Now that we have that out of the way I'd like to explain some of the decisions behind the design:

 

Ask "how can we keep this server healthy" rather than "how fast can we write tags."

The core rational behind adding throttling to a service is to ensure the operation of the service does not adversely affect the operation of other services. In other words we believe it's better to throttle a client than allow a client to interrupt the operation of other aspects of SystemLink when an API endpoint is called rapidly or ingesting a large amount of data in a short period of time. There is security implications to this as well since it helps prevent denial of service (DoS) attacks. Through discussions with SystemLink users we found it was too easy to accidentally consume all of the available CPU and memory resources when using our tag API. I expect more APIs to impose throttling limits in future releases. 

 

The key piece of infrastructure we are protecting with this behavior is actually the tag historian and not the tag service itself. Inserts into the tag historian doesn't happen directly from client APIs (such as LabVIEW) but rather from the tag service internal to the server. Due to this we have decided to throttle at (a default of) 1000 writes per second regardless if they are coming from a multi write or single write VI call (from the historians perspective these result in the same thing). 

 


@JKSH wrote:

 

More questions:

 

  • From further testing, it looks like the write limit is shared across ALL nodes connected to a server.
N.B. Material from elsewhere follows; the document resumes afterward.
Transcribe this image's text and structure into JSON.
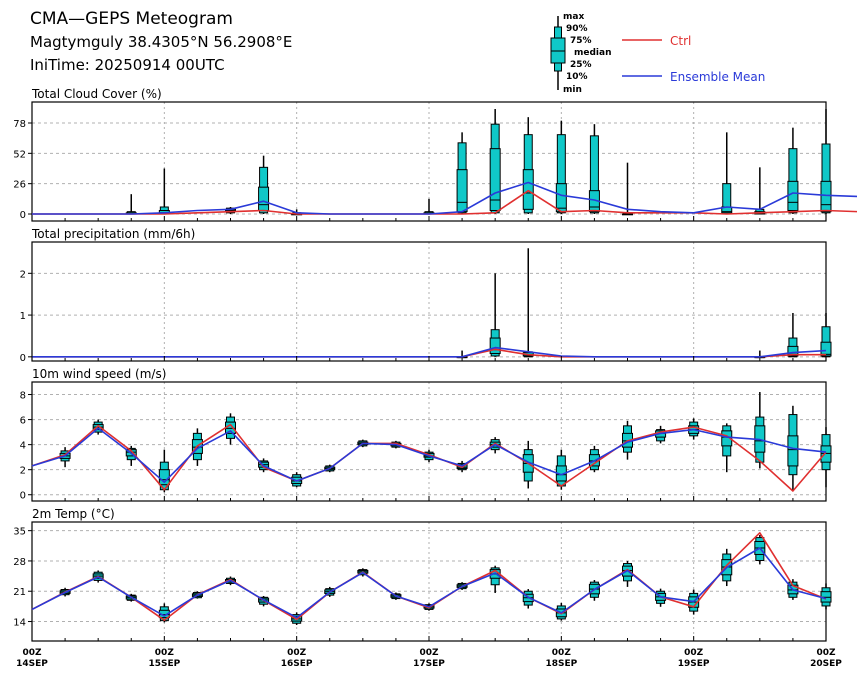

So if I have 100 nodes, each node is only allowed 10 writes per second! This seems quite limiting... what is the rationale for this design? Could we please have a way to configure the global limit, or even better, have a per-node limit?

Yes, this limit is enforced across all nodes and not per client. If we can done this per client its highly likely our default would be a lot lower than 1k at 1Hz. As shown above, this limit can be loosened for scenarios where other services aren't regularly used and therefore not regularly impacted, or scenarios where the historian isn't being used so the resources consumption that could occur we retaining history is not present. If you do change this value I encourage you to benchmark your server to ensure its normal operation doesn't interrupt users or managed nodes. 

 

I expect we'll make this configuration available in our configuration tools in a future release, so you will not have to edit JSON config files directly. In the meantime I encourage you to write application logic that can handle throttling errors and retry automatically.